According to the analysis presented, the volcano continues with activity of the explosive type (central crater) and effusive (domo Ñuñurcu). This activity is typical of the eruptive phases of Sangay in recent years. The ash columns reached a maximum height of 2.3 km at the top of the volcano, without causing ash falls in nearby cities. The main volcanic hazards associated with this activity are the ballistic projectiles and lava frontages that can reach several kilometers. At present, there is no evidence of a change in the volcano’s behavior and, if it is similar to previous eruptive periods, the eruptive phase should last several weeks to several months with the same activity. However, it is important to note that a more complete forecast can not be made due to the lack of geophysical data and that an increase in activity in the future can not be excluded.

Source : IGEPN .

Photos : Galapagos Tours Nature Galapagos & Ecuador sept 2018 , IGEPN.
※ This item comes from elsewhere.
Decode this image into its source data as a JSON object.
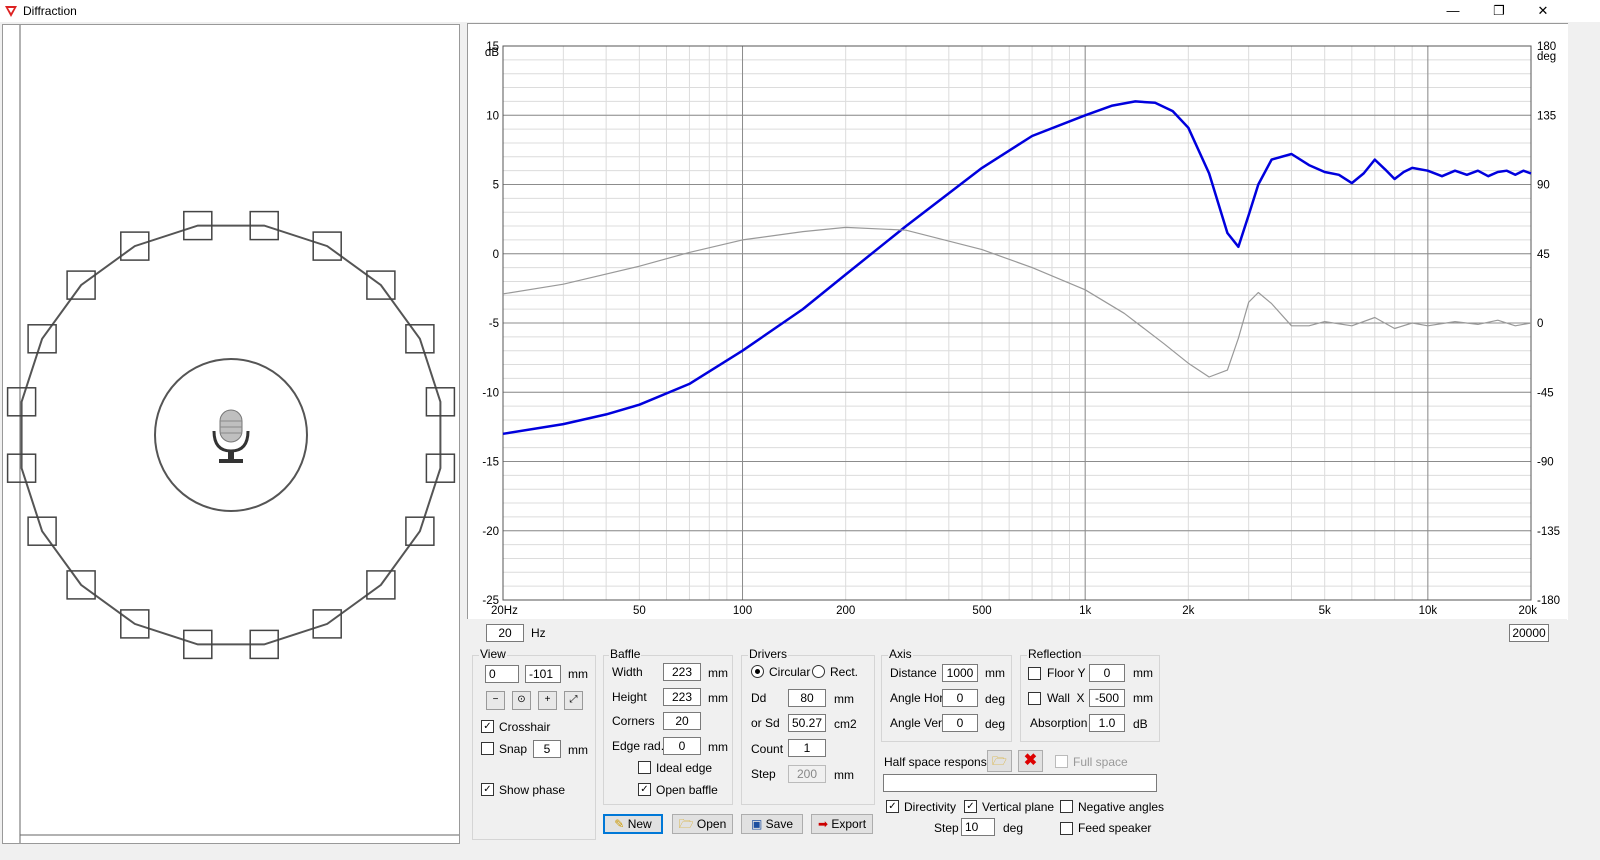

La Guadeloupe , La Soufrière :

Press release, Monday, May 20, 2019 at 9:00 am date: 2019-05-20

Sequence of earthquakes in La Soufrière area of Guadeloupe – Basse Terre

The sequence of volcanic earthquakes that began in the La Soufrière volcano area on May 15, 2019 at 05:05 local time (May 15 9:05 am Universal Time *, UT) ended on Sunday, May 19 at 8:41 UT. During this sequence, 150 earthquakes were recorded.

The earthquakes were of very small magnitude (M <1). The events are located at a depth of <2.5 km under the summit of the dome of La Soufrière. No earthquakes were reported felt by the population.
The alert level remains: yellow, vigilance.